Rehearsals are getting underway for the Creative City Project’s latest production, Wavelength. The organization, which focuses on interactive experiences, will engage the audience with a visual art and music mashup at Steinmetz Hall inside the Dr Phillips Center for the Performing Arts.
Cole NeSmith is the founder and Artistic Director of Creative City Project, which is best known for its annual large-scale artistic event Immerse. The annual artistic event that closes down dozens of city blocks in downtown Orlando and fills them with interactive art.
After 2023’s pause on the event, the Orlando arts community has been holding its collective breath for an announcement on whether it’s coming back.
Well, we’re here to tell you, it is coming back!
“We are currently planning for the return of Immerse in February of 2025 and our team is working really hard with our incredible partners to make that happen,” says NeSmith.
Previously, Immerse was held in October every year, but NeSmith says October is already a packed month downtown and he wanted to give Immerse a little breathing room – a whole month’s worth.

“We’re actually planning right now for the entire month of February to have large scale art activations throughout the entirety of downtown,” says NeSmith. “So not only will we have the spectacular Immerse event the weekend of February 21, 2025, but we’re working with some incredible artists and partners – the Downtown Development Board and the City of Orlando – to activate all of downtown Orlando for the entire month of February next year.”
NeSmith says the Creative City Project team has been spending time learning how to raise awareness about what Immerse offers in terms of cultural tourism and other economic opportunities.
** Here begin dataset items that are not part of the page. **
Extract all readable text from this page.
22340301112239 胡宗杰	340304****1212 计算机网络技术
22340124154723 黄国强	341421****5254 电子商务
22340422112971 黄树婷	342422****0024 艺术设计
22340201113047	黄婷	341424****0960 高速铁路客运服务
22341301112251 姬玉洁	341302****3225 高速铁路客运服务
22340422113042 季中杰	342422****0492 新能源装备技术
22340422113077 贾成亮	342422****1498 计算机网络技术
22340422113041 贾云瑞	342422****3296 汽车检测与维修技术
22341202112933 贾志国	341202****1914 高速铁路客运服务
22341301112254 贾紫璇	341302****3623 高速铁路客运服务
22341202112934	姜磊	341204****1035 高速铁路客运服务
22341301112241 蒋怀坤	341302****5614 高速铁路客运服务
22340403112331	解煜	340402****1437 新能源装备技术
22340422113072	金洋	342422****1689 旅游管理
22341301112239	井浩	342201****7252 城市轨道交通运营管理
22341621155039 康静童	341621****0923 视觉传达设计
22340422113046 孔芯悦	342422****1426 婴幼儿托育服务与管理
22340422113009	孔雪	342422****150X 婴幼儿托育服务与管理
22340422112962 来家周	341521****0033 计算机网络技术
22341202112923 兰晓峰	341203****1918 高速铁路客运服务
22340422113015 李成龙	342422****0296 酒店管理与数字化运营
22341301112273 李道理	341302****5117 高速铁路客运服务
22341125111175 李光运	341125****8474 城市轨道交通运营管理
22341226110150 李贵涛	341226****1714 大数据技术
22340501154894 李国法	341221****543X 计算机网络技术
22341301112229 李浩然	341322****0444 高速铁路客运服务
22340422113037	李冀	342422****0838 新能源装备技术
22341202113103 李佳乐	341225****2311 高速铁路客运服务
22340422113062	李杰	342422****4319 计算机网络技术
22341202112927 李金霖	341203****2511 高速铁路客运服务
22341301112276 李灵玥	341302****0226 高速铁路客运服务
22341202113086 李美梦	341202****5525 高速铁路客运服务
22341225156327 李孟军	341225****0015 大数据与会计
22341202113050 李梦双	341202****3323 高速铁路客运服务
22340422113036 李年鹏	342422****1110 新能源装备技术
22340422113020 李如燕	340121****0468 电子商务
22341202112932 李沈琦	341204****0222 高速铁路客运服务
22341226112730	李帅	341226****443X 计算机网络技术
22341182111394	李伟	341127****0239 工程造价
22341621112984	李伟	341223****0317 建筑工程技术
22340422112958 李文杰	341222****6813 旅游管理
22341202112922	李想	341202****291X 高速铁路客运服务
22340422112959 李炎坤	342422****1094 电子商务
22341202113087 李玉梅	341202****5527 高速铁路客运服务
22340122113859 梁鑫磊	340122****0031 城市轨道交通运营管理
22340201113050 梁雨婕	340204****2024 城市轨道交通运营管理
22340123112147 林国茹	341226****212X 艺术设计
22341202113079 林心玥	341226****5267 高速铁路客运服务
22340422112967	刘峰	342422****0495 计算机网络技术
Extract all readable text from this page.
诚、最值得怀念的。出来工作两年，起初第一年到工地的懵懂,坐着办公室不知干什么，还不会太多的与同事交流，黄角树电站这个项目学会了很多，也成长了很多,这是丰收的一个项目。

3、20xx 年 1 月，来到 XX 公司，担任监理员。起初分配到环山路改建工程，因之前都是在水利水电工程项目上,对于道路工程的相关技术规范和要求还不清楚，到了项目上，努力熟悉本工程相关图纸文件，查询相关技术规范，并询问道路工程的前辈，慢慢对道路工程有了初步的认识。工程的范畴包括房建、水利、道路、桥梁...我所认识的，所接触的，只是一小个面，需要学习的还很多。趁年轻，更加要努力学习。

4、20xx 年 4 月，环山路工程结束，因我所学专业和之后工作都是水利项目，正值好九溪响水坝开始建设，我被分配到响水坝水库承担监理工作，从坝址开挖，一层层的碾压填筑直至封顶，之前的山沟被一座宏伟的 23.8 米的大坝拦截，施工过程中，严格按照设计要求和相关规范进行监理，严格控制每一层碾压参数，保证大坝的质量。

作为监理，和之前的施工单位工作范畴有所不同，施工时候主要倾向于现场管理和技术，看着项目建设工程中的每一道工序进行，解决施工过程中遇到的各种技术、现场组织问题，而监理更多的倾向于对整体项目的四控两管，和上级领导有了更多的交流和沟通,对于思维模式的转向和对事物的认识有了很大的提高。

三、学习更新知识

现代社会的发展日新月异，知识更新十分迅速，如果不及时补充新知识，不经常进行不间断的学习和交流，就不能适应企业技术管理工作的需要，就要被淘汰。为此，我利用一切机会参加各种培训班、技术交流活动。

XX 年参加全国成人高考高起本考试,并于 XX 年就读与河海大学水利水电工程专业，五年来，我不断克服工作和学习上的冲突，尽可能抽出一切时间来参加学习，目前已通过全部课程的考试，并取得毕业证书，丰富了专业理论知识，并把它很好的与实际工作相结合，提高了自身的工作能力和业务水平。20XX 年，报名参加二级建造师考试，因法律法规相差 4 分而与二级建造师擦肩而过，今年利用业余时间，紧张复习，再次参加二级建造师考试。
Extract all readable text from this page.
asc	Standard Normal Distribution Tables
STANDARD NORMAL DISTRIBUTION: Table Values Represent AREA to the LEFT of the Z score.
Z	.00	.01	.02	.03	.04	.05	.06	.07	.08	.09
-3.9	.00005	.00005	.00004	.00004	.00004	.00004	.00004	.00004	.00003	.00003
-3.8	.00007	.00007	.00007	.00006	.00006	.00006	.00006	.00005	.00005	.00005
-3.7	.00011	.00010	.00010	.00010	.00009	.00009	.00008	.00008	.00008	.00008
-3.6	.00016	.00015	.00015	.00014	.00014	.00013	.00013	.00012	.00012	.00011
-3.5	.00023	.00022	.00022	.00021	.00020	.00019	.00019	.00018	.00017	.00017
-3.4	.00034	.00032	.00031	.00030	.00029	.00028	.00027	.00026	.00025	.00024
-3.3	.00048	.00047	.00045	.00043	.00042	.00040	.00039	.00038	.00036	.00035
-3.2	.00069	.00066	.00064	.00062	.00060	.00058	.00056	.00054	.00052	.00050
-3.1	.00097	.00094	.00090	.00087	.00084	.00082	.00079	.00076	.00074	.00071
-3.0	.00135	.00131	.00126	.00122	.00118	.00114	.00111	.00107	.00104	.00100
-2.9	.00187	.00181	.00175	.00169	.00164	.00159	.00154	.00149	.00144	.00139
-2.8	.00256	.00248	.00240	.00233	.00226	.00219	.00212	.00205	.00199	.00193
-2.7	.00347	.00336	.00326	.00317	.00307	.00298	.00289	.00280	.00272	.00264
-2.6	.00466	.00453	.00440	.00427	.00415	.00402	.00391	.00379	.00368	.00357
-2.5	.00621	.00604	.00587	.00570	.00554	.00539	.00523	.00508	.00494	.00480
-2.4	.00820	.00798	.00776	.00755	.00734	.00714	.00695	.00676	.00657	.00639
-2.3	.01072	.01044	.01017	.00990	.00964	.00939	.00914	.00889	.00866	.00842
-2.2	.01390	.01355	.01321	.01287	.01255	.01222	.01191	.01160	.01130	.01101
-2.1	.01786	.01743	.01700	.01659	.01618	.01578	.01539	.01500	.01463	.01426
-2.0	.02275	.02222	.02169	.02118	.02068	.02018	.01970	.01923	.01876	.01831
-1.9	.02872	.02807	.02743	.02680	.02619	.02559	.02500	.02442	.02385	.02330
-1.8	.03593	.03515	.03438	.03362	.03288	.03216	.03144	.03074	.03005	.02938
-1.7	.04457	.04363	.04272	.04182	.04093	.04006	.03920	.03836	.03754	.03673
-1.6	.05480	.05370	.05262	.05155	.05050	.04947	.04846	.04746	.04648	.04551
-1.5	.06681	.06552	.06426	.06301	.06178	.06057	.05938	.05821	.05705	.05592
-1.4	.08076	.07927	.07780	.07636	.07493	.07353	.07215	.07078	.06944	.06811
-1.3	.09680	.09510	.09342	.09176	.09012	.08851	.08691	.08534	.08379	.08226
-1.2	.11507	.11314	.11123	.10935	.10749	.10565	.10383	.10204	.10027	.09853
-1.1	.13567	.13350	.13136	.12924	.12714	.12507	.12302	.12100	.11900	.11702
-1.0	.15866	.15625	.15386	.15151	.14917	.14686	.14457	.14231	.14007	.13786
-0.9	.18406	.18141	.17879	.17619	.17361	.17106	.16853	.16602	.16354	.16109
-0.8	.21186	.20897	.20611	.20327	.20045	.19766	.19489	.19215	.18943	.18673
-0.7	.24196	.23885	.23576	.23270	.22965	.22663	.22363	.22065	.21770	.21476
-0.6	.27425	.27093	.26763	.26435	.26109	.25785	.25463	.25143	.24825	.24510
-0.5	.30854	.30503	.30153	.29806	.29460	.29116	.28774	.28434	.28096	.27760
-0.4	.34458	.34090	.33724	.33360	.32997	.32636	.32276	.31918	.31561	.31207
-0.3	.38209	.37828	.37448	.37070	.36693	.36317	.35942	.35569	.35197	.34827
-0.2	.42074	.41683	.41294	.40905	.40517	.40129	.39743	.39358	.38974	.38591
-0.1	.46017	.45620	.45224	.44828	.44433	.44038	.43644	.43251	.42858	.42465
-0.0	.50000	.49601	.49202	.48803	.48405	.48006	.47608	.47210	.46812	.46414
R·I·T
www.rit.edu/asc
“I have a vision of Immerse being a destination experience that hundreds of thousands of people build their calendar and travel plans around every year,” he says. “And having a vision that big will only ever happen because a lot of people come together to make it happen.”
“The vision of Immerse is way bigger than I could ever achieve on my own,” he adds, so NeSmith says he’s working to bring more collaborators into a mutually beneficial process.
In the meantime and amid the whirlwind of Immerse planning, the new project called Wavelength takes center stage.
Continuing the organization’s ongoing interactive theme, NeSmith says Wavelength is a multisensory experience in Steinmetz Hall, with 21 singers, a live band, and an orchestral ensemble in the round, “and all of that sound will be represented through the visualization of about 200 different light fixtures, from lasers to light beams to projection elements. It’s going to be a visually stunning experience.”